Her speech reminded me of a rather unfortunate, and to my mind, unnecessary incident at a school in the Vaal area. According to a newspaper report, teachers at Moshate High School downed chalk for the whole month of August because the principal dared cancel a Matric dance.

Another subsequent report spoke about 30% of graduates predominantly black not being able to find employment. Yet another report, based on studies conducted by Wits University, estimated that there was a 50% drop out rate in by matric, and that 80% of schools in you-know-where, were without libraries.

There are a lot of backlogs as we all know, but it is the lack of care and passion for the emancipation of children trapped in poverty that is the most disappointing.

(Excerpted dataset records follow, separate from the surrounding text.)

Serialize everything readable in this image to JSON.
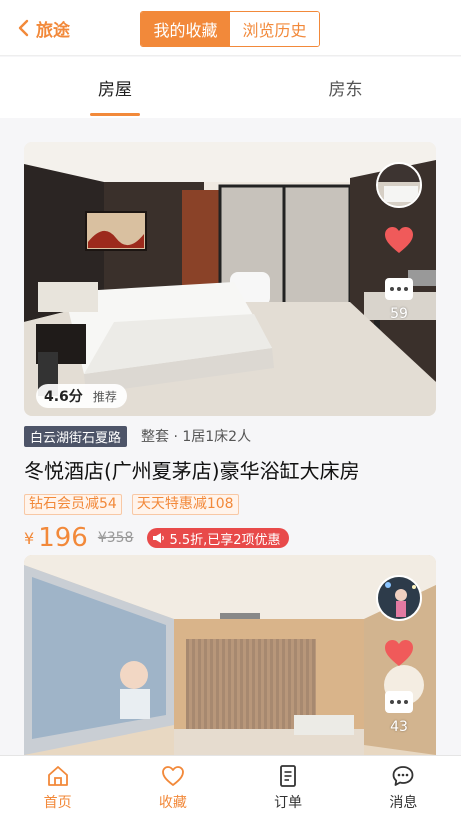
{
  "header": {
    "back_label": "旅途",
    "segments": [
      "我的收藏",
      "浏览历史"
    ]
  },
  "tabs": [
    "房屋",
    "房东"
  ],
  "listings": [
    {
      "rating": "4.6分",
      "rating_tag": "推荐",
      "comments": "59",
      "location": "白云湖街石夏路",
      "room_desc": "整套 · 1居1床2人",
      "title": "冬悦酒店(广州夏茅店)豪华浴缸大床房",
      "tags": [
        "钻石会员减54",
        "天天特惠减108"
      ],
      "currency": "¥",
      "price": "196",
      "original_price": "¥358",
      "discount": "5.5折,已享2项优惠"
    },
    {
      "comments": "43"
    }
  ],
  "bottom_nav": [
    "首页",
    "收藏",
    "订单",
    "消息"
  ],
  "colors": {
    "accent": "#f2893a",
    "discount": "#e84a4a",
    "location_badge": "#4d5468",
    "heart": "#f05a5a"
  }
}
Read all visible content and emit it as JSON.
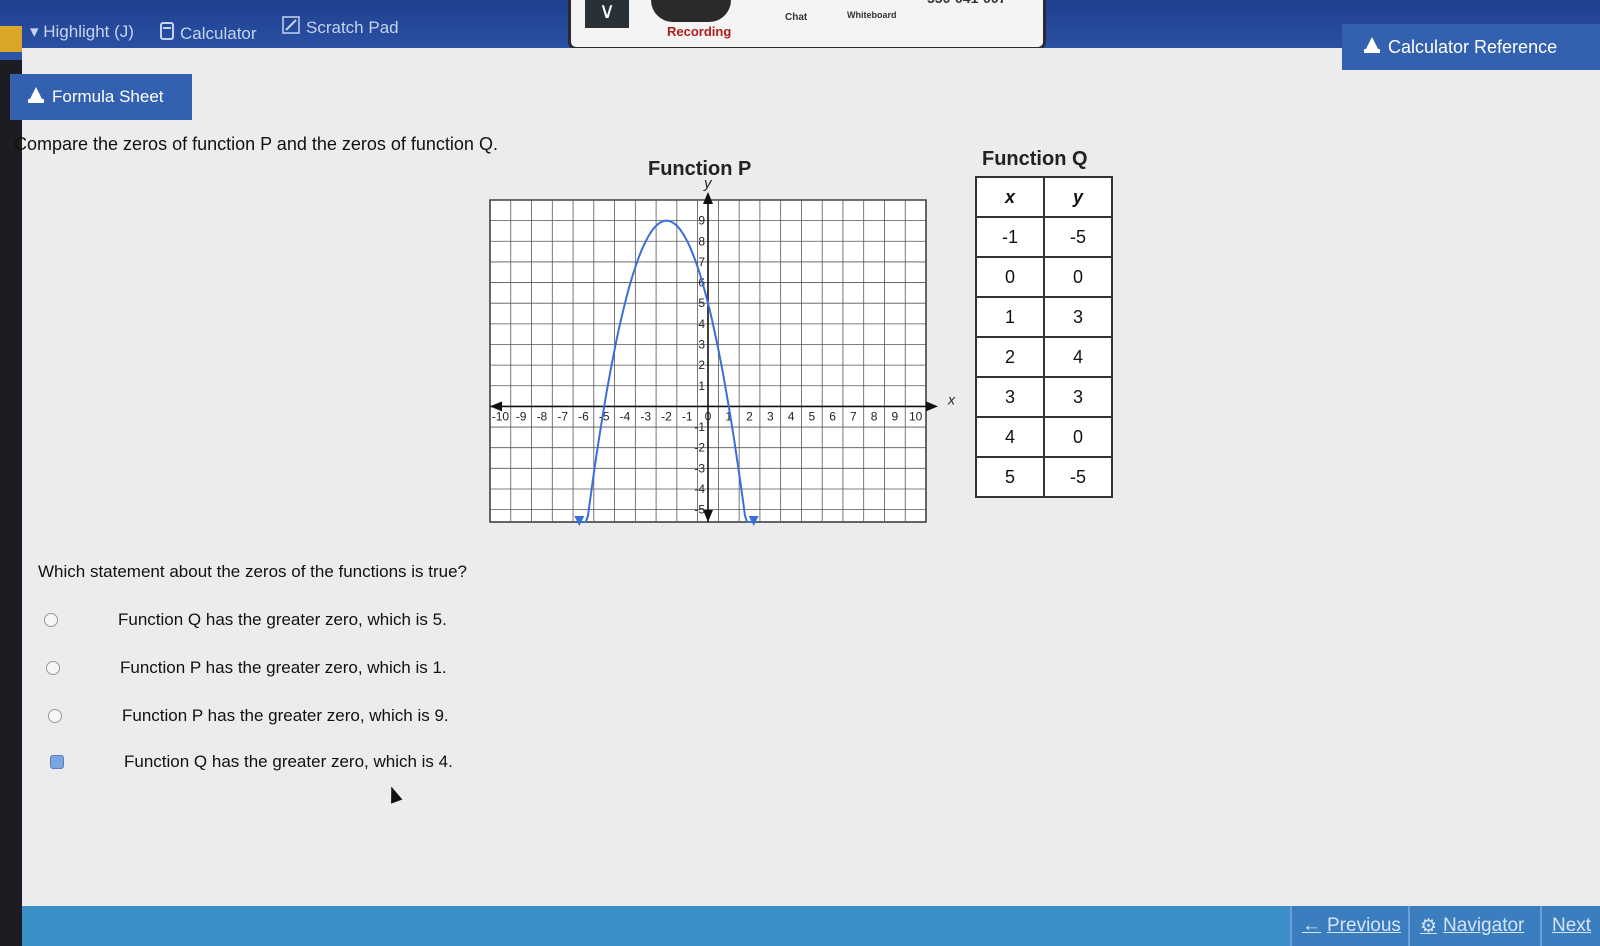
{
  "toolbar": {
    "highlight_label": "▾ Highlight (J)",
    "calculator_label": "Calculator",
    "scratch_label": "Scratch Pad",
    "calc_ref_label": "Calculator Reference",
    "formula_label": "Formula Sheet"
  },
  "recording": {
    "recording_label": "Recording",
    "chat_label": "Chat",
    "whiteboard_label": "Whiteboard",
    "phone": "550-041-007"
  },
  "prompt": "Compare the zeros of function P and the zeros of function Q.",
  "function_p": {
    "title": "Function P",
    "x_axis_label": "x",
    "y_axis_label": "y",
    "x_ticks": [
      "-10",
      "-9",
      "-8",
      "-7",
      "-6",
      "-5",
      "-4",
      "-3",
      "-2",
      "-1",
      "0",
      "1",
      "2",
      "3",
      "4",
      "5",
      "6",
      "7",
      "8",
      "9",
      "10"
    ],
    "y_ticks": [
      "-5",
      "-4",
      "-3",
      "-2",
      "-1",
      "1",
      "2",
      "3",
      "4",
      "5",
      "6",
      "7",
      "8",
      "9"
    ],
    "curve_color": "#3a6fd8"
  },
  "chart_data": {
    "type": "line",
    "title": "Function P",
    "xlabel": "x",
    "ylabel": "y",
    "xlim": [
      -10,
      10
    ],
    "ylim": [
      -5,
      9
    ],
    "series": [
      {
        "name": "",
        "x": [
          -6.2,
          -5,
          -4,
          -3,
          -2,
          -1,
          0,
          1,
          2.2
        ],
        "y": [
          -5,
          0,
          5,
          8,
          9,
          8,
          5,
          0,
          -5
        ]
      }
    ]
  },
  "function_q": {
    "title": "Function Q",
    "headers": [
      "x",
      "y"
    ],
    "rows": [
      [
        "-1",
        "-5"
      ],
      [
        "0",
        "0"
      ],
      [
        "1",
        "3"
      ],
      [
        "2",
        "4"
      ],
      [
        "3",
        "3"
      ],
      [
        "4",
        "0"
      ],
      [
        "5",
        "-5"
      ]
    ]
  },
  "question": "Which statement about the zeros of the functions is true?",
  "options": [
    {
      "label": "Function Q has the greater zero, which is 5.",
      "selected": false
    },
    {
      "label": "Function P has the greater zero, which is 1.",
      "selected": false
    },
    {
      "label": "Function P has the greater zero, which is 9.",
      "selected": false
    },
    {
      "label": "Function Q has the greater zero, which is 4.",
      "selected": true
    }
  ],
  "nav": {
    "previous_label": "Previous",
    "navigator_label": "Navigator",
    "next_label": "Next"
  }
}
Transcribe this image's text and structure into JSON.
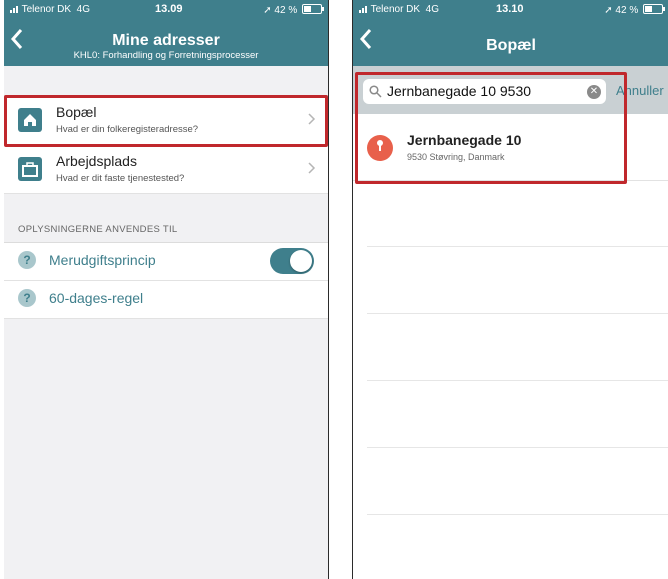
{
  "left_screen": {
    "status": {
      "carrier": "Telenor DK",
      "network": "4G",
      "time": "13.09",
      "battery": "42 %",
      "battery_level": 0.42
    },
    "header": {
      "title": "Mine adresser",
      "subtitle": "KHL0: Forhandling og Forretningsprocesser",
      "back_icon": "chevron-left-icon"
    },
    "address_items": [
      {
        "title": "Bopæl",
        "subtitle": "Hvad er din folkeregisteradresse?",
        "icon": "house-icon"
      },
      {
        "title": "Arbejdsplads",
        "subtitle": "Hvad er dit faste tjenestested?",
        "icon": "briefcase-icon"
      }
    ],
    "section_header": "OPLYSNINGERNE ANVENDES TIL",
    "info_items": [
      {
        "label": "Merudgiftsprincip",
        "icon": "question-icon",
        "toggle_on": true
      },
      {
        "label": "60-dages-regel",
        "icon": "question-icon"
      }
    ],
    "highlight_color": "#c0282c"
  },
  "right_screen": {
    "status": {
      "carrier": "Telenor DK",
      "network": "4G",
      "time": "13.10",
      "battery": "42 %",
      "battery_level": 0.42
    },
    "header": {
      "title": "Bopæl",
      "back_icon": "chevron-left-icon"
    },
    "search": {
      "value": "Jernbanegade 10 9530",
      "cancel_label": "Annuller"
    },
    "result": {
      "title": "Jernbanegade 10",
      "subtitle": "9530 Støvring, Danmark",
      "icon": "map-pin-icon"
    }
  },
  "colors": {
    "accent": "#3f7f8c",
    "highlight": "#c0282c",
    "pin": "#e8604b"
  }
}
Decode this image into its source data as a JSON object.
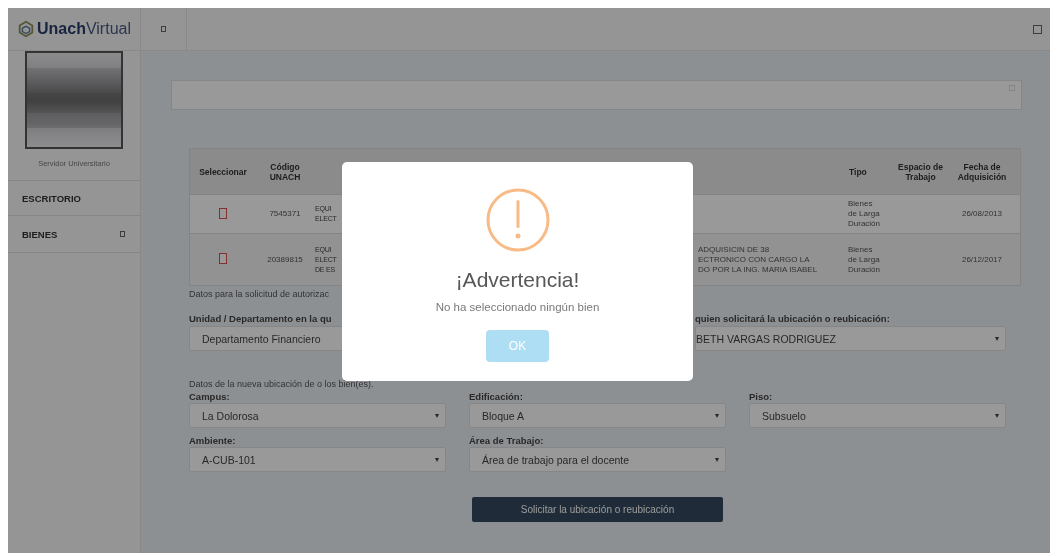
{
  "sidebar": {
    "logo_bold": "Unach",
    "logo_light": "Virtual",
    "user_role": "Servidor Universitario",
    "items": [
      {
        "label": "ESCRITORIO",
        "has_submenu": false
      },
      {
        "label": "BIENES",
        "has_submenu": true
      }
    ]
  },
  "table": {
    "header": {
      "select": "Seleccionar",
      "code": "Código UNACH",
      "tipo": "Tipo",
      "espacio": "Espacio de Trabajo",
      "fecha": "Fecha de Adquisición"
    },
    "rows": [
      {
        "checked": false,
        "code": "7545371",
        "column_3": "EQUI\nELECT",
        "tipo": "Bienes\nde Larga\nDuración",
        "fecha": "26/08/2013"
      },
      {
        "checked": false,
        "code": "20389815",
        "column_3": "EQUI\nELECT\nDE ES",
        "column_4": "ADQUISICIN DE 38\nECTRONICO CON CARGO LA\nDO POR LA ING. MARIA ISABEL",
        "tipo": "Bienes\nde Larga\nDuración",
        "fecha": "26/12/2017"
      }
    ]
  },
  "request_note": "Datos para la solicitud de autorizac",
  "unit_label": "Unidad / Departamento en la qu",
  "unit_value": "Departamento Financiero",
  "requester_label": "quien solicitará la ubicación o reubicación:",
  "requester_value": "BETH VARGAS RODRIGUEZ",
  "location_note": "Datos de la nueva ubicación de o los bien(es).",
  "location_fields": [
    {
      "label": "Campus:",
      "value": "La Dolorosa"
    },
    {
      "label": "Edificación:",
      "value": "Bloque A"
    },
    {
      "label": "Piso:",
      "value": "Subsuelo"
    },
    {
      "label": "Ambiente:",
      "value": "A-CUB-101"
    },
    {
      "label": "Área de Trabajo:",
      "value": "Área de trabajo para el docente"
    }
  ],
  "submit": "Solicitar la ubicación o reubicación",
  "dialog": {
    "title": "¡Advertencia!",
    "message": "No ha seleccionado ningún bien",
    "button": "OK"
  }
}
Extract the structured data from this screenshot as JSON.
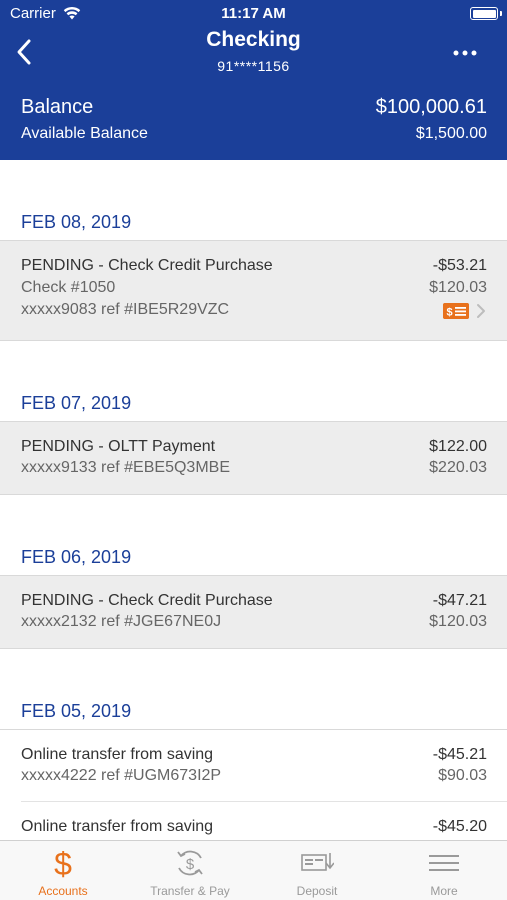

Whilst we are still talking statistics, did you know that of South Africans above the age 20, over 65% of the white population have matric compared to 14% of their black counterparts. The government speaks about a serious skills shortage in the country and has called for those prematurely retired to come back, whilst SASOL employed over 1 500 Thai nationals because there were not enough skilled local artisans.

Poor parents

In the meantime, poor parents, let down by the system that cannot provide adequate resources timeously, and teachers who seem to have lost interest and passion for teaching, have now resorted to sending their children elsewhere. The children today are like fathers and mothers yesterday, they have to go on long distance commutes into cities and towns, where the better-off live, in search for a better education.

In other words, where schools are better resourced and white teachers are prepared to teach children of all colours. The policies and the budgets are plentiful but somehow the system is battling.

Why? If we are to achieve a modicum of success in transforming our society and "delivering a better life for all", then we will have to get the basics right.

Peter Drucker was correct when he said: "knowledge is the most democratic source of power''. Therefore the denial of educational opportunities is the most destructive force in our democracy. We should like Dr Mamphela Ramphele, require unequivocally, that everybody charged with delivering hope through education performs or ships out.

  • Tim Modise is the chairperson of the Proudly South African Campaign and hosts a weekday show on Radio 702 and Cape Talk.